6. Set a goal that is a real stretch to achieve. Achieving an easy goal does not do much to build confidence, but achieving a stretch goal makes you feel empowered and strong. You get to decide which goals are easy and challenging, so a stretch goal for you might be an easy goal for another person. Many people resist stretch goals, rationalizing that they don’t have the time or energy, but the value of achieving something difficult is that it builds confidence in what you can accomplish.
7. Volunteer to represent your organization or group to others. Be the spokesperson for the group. Speaking for the group puts you in an essential position as viewed by others.

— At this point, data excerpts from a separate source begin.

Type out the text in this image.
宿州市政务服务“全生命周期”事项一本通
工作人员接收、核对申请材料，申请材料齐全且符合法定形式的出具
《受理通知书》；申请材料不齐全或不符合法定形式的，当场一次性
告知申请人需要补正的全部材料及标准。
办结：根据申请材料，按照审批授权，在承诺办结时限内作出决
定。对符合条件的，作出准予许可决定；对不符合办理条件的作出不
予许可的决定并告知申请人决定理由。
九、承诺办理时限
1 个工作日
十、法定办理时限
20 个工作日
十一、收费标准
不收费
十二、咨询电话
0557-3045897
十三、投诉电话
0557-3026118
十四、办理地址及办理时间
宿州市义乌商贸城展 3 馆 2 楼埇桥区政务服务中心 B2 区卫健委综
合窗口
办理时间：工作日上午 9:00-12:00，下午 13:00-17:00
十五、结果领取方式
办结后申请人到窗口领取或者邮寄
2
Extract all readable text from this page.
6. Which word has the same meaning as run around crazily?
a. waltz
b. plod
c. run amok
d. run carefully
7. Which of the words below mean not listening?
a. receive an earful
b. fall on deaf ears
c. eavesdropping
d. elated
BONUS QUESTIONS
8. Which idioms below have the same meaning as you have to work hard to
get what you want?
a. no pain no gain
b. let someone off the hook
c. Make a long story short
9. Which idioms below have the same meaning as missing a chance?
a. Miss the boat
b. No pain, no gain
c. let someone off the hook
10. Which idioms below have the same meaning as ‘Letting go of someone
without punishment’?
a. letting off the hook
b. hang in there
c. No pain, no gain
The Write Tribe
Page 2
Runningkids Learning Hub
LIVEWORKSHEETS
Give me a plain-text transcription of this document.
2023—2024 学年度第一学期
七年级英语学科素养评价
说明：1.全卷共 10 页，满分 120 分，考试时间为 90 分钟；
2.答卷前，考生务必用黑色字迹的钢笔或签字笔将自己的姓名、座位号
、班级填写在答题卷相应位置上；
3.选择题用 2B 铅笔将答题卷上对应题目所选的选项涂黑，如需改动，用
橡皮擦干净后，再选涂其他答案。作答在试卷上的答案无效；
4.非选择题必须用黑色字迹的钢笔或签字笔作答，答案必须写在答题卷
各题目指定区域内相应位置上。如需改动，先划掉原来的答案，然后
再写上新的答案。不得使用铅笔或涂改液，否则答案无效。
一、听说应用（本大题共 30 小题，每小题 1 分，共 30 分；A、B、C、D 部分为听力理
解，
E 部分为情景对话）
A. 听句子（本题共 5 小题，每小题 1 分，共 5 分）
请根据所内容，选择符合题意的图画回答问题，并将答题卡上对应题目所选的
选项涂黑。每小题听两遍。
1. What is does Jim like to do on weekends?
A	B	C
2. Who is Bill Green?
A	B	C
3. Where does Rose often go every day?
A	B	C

8. The majority of people influence others to accomplish goals by pushing. Pushing is setting specific goals and then holding others accountable to accomplish those goals. People who push hard are often demanding. An alternative approach to pushing is pulling. Rather than demand others accomplish a goal, those who know how to pull others influence them to be excited to achieve the goal. They inspire rather than demand. People that are inspiring have more confidence.
The good news about these behaviors is that you do not need to do every one of them to increase your confidence. Improving any one of the behaviors will build your confidence. Doing two will help more. We analyzed each of the eight actions comparing those who were rated below average to those rated above average. On all of the eight behaviors, those who rated above average on their effectiveness by their direct reports had significantly higher confidence ratings.
As you look at the list of behaviors, many will say that they need more confidence to engage in that behavior. I don’t entirely agree. What people need is not confidence; it is courage. Even those who have high confidence need the courage to try. If you have the courage to try, your confidence will follow.